Sonntag, April 10, 2011

Abschiebehaft in Estand

Drei Männer aus der Abschiebehaft im Ort Harku bei Tallinn haben einen 8-tägigen Hungerstreik durchgeführt, einer hat sogar versucht sich umzubringen. Sie fordern die Abschiebepraxis zu ändern, von der auch Leute betroffen sind, die in Estland geboren wurden und grosse Zeit ihres Lebens dort verbracht haben, das berichtet Portal ERR mit dem Verweis auf Aktuelle Kamera, eine Sendung des Estnischen Rundfunks.

Im Amt für Staatsangehörigkeit- und Migrationsfragen betonte man, dass Geburtsort in dieser Frage nicht bestimmend ist. Die Menschenrechtler behaupten, dass Ausweisung von Leuten, die in Estland seit 20 Jahren leben, den Empfehlungen des Europarates widersprechen.

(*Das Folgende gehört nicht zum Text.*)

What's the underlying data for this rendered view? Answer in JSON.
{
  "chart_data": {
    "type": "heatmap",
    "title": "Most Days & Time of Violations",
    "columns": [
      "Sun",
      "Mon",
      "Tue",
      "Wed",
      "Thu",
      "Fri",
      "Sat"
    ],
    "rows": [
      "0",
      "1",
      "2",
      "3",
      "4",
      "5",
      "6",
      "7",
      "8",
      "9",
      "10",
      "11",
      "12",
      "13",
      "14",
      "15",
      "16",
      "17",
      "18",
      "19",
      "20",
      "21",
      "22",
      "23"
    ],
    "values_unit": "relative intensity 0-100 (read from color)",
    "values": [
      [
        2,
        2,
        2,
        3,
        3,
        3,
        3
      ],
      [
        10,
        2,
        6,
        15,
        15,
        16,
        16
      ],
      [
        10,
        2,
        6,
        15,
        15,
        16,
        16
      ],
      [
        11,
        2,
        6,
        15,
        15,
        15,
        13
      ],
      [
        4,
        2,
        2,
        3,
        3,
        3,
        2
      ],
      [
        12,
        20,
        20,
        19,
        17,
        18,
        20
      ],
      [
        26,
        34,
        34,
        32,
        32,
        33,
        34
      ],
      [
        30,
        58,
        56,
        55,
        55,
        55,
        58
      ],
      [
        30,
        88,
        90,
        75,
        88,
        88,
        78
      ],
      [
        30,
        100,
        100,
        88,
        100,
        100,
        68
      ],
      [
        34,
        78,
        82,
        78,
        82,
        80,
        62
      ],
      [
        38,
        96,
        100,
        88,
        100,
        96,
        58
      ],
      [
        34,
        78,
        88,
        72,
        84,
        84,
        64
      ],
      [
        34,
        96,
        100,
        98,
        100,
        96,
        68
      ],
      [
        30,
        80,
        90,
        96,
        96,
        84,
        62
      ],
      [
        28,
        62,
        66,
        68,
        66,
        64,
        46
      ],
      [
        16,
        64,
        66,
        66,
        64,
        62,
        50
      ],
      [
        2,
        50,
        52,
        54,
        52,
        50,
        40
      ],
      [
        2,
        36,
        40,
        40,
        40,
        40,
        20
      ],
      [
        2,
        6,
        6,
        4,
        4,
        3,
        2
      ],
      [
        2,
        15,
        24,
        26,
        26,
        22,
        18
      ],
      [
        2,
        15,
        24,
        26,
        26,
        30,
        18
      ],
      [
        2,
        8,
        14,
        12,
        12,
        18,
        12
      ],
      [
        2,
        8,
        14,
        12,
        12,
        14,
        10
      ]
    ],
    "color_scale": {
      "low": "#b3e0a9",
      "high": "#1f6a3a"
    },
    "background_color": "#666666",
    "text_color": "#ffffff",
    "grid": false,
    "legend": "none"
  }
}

Die Juristin des Informationszentrums für Menschenrechte Jelena Karzhezkaja beschäftigt sich mit den Problemen solcher Leute seit mehreren Jahren. Um einen Illegalen aus dem Stacheldraht-Gefängnis zu befreien und ihm den Status eines vollwertigen Mitglieds der estnischen Gesellschaft zu geben, vergehen manchmal bis zu 10 Jahre, man muss alle Gerichtsinstanzen durchlaufen. Doch auch das rettet nicht immer, und man muss die Aufmerksamkeit auf sich durch solche radikalen Mittel lenken.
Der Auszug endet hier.